The group has collaborative agencies and members from the four counties in the Bighorn National Forest — Big Horn, Sheridan, Johnson and Washakie. Commissioner Aaron Anderson said they support the collaborative and will assign their member today at their regular meeting. Other collaborators besides county government are Shoshone Conservation District are representatives from wilderness, water, timber, grazing, non-motorized recreation and motorized recreation.

The meeting Wednesday will be at the Worland Community Center starting at 10 a.m. There will be some preliminary business items to attend to including reviewing, amending and approving facilitator’s role, ground rules, decision-making protocol and the agenda.

At 1 p.m. will begin discussions on wildlife interests in the Bighorn National Forest roadless areas and then Bernie Bornong of the Bighorn National Forest will present information on the 2005 forest plan.

Grant said all the group’s meetings are open to the public and there is time at the end for public comment. If time allows, he said they may also take comment right before the lunch break.

Grant said at the end of the meeting the group will also determine what’s the most important project to tackle at the next meeting.

He said they have been trying to rotate the meetings between the four counties, with the first meeting in May in Lovell.

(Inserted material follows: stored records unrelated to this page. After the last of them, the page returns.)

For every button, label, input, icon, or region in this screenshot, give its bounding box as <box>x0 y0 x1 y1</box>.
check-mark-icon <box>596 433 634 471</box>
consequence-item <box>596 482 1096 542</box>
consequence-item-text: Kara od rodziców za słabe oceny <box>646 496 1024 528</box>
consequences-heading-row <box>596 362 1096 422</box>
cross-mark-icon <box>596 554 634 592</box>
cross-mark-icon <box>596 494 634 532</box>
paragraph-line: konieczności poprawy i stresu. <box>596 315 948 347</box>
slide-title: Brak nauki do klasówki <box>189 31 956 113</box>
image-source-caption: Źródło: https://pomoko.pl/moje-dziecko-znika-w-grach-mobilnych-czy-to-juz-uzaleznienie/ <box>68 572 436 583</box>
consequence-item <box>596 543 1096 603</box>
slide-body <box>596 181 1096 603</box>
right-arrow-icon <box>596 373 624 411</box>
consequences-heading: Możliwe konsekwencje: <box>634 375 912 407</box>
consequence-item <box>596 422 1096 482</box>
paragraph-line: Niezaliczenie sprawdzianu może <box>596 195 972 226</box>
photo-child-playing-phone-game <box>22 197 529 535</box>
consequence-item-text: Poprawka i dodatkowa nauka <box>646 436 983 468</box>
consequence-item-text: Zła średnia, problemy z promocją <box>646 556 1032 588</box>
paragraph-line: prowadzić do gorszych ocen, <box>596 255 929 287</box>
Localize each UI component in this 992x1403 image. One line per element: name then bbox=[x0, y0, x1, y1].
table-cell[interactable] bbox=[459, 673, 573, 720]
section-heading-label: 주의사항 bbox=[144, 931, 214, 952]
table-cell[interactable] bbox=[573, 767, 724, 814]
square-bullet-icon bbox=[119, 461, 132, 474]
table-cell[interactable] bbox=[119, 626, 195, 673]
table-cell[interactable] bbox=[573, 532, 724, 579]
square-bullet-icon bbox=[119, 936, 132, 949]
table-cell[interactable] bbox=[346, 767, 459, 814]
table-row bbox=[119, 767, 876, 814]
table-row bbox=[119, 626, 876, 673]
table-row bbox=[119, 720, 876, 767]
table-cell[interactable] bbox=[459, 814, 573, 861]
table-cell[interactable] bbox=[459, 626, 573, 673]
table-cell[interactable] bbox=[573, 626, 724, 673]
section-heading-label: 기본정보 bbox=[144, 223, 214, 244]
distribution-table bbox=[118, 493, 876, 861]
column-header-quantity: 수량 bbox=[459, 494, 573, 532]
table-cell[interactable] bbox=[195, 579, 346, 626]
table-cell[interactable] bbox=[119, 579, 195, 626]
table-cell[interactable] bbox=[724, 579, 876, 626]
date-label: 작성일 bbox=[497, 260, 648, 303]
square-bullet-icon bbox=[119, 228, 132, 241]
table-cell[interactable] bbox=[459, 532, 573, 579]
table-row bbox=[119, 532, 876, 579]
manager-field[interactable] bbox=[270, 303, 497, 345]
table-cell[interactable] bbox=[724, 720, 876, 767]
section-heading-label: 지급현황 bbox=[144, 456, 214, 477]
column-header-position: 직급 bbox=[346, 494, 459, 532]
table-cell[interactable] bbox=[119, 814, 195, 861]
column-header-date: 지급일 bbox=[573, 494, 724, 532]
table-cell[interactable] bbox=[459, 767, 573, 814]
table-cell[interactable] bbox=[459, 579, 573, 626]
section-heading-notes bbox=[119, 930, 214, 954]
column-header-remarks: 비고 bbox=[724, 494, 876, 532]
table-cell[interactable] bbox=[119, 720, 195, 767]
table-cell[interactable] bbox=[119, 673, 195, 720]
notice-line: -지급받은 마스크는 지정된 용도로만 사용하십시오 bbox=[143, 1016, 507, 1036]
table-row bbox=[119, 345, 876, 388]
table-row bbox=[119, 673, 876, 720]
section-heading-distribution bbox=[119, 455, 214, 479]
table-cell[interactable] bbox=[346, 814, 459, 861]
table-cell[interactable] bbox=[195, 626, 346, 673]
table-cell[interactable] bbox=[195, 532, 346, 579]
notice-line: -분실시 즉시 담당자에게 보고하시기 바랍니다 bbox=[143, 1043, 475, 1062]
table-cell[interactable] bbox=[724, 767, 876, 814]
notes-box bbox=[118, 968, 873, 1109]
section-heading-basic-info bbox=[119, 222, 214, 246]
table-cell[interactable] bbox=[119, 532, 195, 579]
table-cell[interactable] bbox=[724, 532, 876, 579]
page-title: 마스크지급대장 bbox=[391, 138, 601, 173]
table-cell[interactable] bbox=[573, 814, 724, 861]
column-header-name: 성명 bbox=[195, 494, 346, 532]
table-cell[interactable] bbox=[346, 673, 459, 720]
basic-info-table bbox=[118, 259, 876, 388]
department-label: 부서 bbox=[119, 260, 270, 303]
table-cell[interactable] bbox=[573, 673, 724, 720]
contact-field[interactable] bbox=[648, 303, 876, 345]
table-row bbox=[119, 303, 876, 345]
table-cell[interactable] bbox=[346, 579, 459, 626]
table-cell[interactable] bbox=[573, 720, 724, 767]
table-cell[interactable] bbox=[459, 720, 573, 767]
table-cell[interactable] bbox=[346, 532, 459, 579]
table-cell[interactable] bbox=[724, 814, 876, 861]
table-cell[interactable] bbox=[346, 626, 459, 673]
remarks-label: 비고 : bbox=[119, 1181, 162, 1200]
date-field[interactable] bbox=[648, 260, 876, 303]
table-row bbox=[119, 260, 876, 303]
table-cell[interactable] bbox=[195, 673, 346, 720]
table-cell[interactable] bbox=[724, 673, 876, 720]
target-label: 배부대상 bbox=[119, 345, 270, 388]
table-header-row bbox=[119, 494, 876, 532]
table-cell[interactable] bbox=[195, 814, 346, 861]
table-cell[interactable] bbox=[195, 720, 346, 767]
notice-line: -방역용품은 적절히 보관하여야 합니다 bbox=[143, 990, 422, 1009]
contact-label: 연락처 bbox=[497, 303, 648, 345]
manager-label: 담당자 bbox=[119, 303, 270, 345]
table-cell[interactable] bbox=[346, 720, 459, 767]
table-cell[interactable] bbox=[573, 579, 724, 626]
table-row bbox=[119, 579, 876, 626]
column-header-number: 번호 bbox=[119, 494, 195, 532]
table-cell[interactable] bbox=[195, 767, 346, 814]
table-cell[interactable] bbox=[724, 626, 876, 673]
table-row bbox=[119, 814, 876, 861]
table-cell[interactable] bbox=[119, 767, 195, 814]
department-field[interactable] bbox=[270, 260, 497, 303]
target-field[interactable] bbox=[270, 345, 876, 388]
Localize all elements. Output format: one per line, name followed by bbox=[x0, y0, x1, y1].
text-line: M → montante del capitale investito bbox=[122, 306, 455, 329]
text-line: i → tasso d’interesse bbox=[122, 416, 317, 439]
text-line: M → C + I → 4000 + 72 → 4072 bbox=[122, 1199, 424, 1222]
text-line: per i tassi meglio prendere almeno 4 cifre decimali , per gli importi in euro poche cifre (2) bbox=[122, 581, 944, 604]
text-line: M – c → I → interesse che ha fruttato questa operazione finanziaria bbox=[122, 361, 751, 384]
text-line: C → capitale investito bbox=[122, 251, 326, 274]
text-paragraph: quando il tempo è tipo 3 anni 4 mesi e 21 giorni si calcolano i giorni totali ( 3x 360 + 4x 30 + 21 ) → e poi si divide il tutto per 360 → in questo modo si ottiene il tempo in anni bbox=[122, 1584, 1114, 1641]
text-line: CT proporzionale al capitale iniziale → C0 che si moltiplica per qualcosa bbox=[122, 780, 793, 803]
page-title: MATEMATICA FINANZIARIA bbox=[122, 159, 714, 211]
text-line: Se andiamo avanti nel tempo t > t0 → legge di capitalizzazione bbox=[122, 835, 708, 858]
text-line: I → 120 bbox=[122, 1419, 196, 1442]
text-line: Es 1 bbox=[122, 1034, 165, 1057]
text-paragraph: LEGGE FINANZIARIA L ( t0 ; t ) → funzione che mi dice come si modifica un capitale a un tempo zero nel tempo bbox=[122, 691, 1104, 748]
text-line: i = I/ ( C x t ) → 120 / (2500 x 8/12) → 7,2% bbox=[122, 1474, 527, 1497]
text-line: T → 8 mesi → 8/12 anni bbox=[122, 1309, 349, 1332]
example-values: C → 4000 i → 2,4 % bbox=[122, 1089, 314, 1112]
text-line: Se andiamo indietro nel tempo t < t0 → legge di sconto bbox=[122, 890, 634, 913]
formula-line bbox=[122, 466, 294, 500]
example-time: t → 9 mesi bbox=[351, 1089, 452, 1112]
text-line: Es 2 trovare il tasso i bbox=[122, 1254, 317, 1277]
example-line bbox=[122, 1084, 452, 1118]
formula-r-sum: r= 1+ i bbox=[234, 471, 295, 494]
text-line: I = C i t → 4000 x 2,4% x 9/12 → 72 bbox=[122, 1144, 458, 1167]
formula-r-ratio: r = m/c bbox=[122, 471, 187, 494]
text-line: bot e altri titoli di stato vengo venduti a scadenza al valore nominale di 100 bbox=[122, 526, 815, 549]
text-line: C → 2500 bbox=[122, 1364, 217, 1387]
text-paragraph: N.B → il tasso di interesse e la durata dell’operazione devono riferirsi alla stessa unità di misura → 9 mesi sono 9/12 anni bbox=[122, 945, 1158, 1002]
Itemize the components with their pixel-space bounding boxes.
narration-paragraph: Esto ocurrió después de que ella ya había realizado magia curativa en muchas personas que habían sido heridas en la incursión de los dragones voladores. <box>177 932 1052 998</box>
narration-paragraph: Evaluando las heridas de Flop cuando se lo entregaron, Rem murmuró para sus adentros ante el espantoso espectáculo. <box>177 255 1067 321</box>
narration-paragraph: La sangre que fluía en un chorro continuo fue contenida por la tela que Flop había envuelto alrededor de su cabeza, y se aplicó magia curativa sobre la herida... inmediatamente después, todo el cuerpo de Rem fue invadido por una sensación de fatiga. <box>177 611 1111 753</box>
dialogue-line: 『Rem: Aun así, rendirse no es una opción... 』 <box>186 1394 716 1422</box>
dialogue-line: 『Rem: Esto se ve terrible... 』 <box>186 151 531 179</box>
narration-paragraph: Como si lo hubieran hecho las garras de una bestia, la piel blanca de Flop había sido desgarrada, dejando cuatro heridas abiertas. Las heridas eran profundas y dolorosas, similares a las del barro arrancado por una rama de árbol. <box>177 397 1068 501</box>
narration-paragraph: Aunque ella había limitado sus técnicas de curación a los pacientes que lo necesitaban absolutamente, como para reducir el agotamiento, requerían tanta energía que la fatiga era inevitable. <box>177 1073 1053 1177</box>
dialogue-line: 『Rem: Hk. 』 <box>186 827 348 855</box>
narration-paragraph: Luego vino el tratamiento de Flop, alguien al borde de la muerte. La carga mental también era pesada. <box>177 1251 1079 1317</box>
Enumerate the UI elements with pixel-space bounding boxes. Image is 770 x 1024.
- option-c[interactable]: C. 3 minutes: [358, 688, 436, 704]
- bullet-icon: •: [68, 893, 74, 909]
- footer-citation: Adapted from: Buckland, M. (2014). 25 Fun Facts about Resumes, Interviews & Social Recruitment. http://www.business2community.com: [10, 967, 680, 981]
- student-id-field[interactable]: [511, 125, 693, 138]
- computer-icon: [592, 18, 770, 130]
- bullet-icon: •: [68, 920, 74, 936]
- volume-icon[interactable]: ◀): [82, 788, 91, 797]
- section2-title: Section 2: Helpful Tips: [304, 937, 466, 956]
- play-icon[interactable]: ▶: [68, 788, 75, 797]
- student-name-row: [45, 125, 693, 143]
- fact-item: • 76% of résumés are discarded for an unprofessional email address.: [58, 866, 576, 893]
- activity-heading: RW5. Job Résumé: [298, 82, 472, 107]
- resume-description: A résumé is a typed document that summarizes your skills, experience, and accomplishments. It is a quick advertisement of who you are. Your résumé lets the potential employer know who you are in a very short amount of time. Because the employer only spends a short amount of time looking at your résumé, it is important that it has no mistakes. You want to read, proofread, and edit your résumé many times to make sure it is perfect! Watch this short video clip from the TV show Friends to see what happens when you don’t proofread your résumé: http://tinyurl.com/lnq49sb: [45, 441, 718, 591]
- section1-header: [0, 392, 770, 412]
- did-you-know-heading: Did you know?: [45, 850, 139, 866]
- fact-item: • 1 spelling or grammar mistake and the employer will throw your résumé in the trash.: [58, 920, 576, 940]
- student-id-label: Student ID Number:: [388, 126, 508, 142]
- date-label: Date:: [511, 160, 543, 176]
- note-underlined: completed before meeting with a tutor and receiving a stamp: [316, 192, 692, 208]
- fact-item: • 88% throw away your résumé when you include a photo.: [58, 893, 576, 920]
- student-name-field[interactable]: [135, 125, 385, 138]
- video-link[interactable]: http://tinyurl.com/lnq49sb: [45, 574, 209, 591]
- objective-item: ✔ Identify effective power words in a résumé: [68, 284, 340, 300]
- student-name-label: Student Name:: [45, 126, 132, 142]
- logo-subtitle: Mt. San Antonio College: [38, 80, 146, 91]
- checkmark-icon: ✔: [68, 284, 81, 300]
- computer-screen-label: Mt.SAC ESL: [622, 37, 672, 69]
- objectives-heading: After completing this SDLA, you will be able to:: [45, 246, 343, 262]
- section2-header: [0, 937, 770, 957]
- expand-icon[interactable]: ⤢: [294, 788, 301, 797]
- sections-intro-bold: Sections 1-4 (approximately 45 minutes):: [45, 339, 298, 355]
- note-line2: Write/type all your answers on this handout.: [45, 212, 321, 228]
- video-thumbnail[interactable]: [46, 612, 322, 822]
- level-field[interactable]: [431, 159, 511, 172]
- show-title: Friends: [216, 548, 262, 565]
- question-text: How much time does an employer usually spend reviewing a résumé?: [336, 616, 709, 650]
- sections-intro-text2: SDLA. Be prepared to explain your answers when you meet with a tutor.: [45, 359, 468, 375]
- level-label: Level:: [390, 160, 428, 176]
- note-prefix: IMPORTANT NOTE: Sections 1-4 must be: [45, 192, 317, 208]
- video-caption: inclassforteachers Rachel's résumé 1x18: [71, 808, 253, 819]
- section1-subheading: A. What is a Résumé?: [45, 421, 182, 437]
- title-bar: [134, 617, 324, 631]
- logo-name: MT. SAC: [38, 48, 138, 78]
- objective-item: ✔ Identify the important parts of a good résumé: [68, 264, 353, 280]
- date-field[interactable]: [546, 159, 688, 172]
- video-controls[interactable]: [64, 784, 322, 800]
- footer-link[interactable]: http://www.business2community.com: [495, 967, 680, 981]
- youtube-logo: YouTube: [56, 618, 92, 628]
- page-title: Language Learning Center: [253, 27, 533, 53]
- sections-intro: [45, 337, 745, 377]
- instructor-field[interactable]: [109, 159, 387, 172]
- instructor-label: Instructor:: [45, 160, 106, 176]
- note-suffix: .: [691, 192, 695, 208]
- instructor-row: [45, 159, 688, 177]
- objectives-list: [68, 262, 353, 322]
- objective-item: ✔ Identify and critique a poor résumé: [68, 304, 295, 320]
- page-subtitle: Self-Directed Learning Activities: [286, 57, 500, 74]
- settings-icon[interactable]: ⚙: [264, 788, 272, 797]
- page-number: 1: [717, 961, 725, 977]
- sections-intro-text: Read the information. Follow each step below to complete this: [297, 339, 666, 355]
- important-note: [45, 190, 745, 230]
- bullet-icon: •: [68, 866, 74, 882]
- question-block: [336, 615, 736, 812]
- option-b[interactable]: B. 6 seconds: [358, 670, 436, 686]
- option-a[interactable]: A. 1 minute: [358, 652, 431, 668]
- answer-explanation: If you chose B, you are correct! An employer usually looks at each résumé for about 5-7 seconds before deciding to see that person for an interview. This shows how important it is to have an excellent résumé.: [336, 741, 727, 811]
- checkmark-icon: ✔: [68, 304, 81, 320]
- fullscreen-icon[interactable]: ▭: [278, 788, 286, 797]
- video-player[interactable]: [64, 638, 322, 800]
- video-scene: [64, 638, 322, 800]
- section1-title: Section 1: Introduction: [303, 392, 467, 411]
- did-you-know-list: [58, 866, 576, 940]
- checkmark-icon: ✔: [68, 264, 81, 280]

Grant said roadless rule was not in effect when the 2005 forest plan was approved. “We thought we came up with a good plan, and then the roadless rule came back into effect (in 2011). Over half of the vegetation treatment we had in the forest plan is no longer available.”

Grant said about 600 acres in the forest is roadless area of the 1 million-acre forest. In a nutshell, Grant described roadless areas as “defacto wilderness that shuts off roads to those areas, including shutting them off to timber harvest.

Grant said the hope throughout the process is that they are able to come up with some recommendations that will help the forest service ecosystem be more sustainable.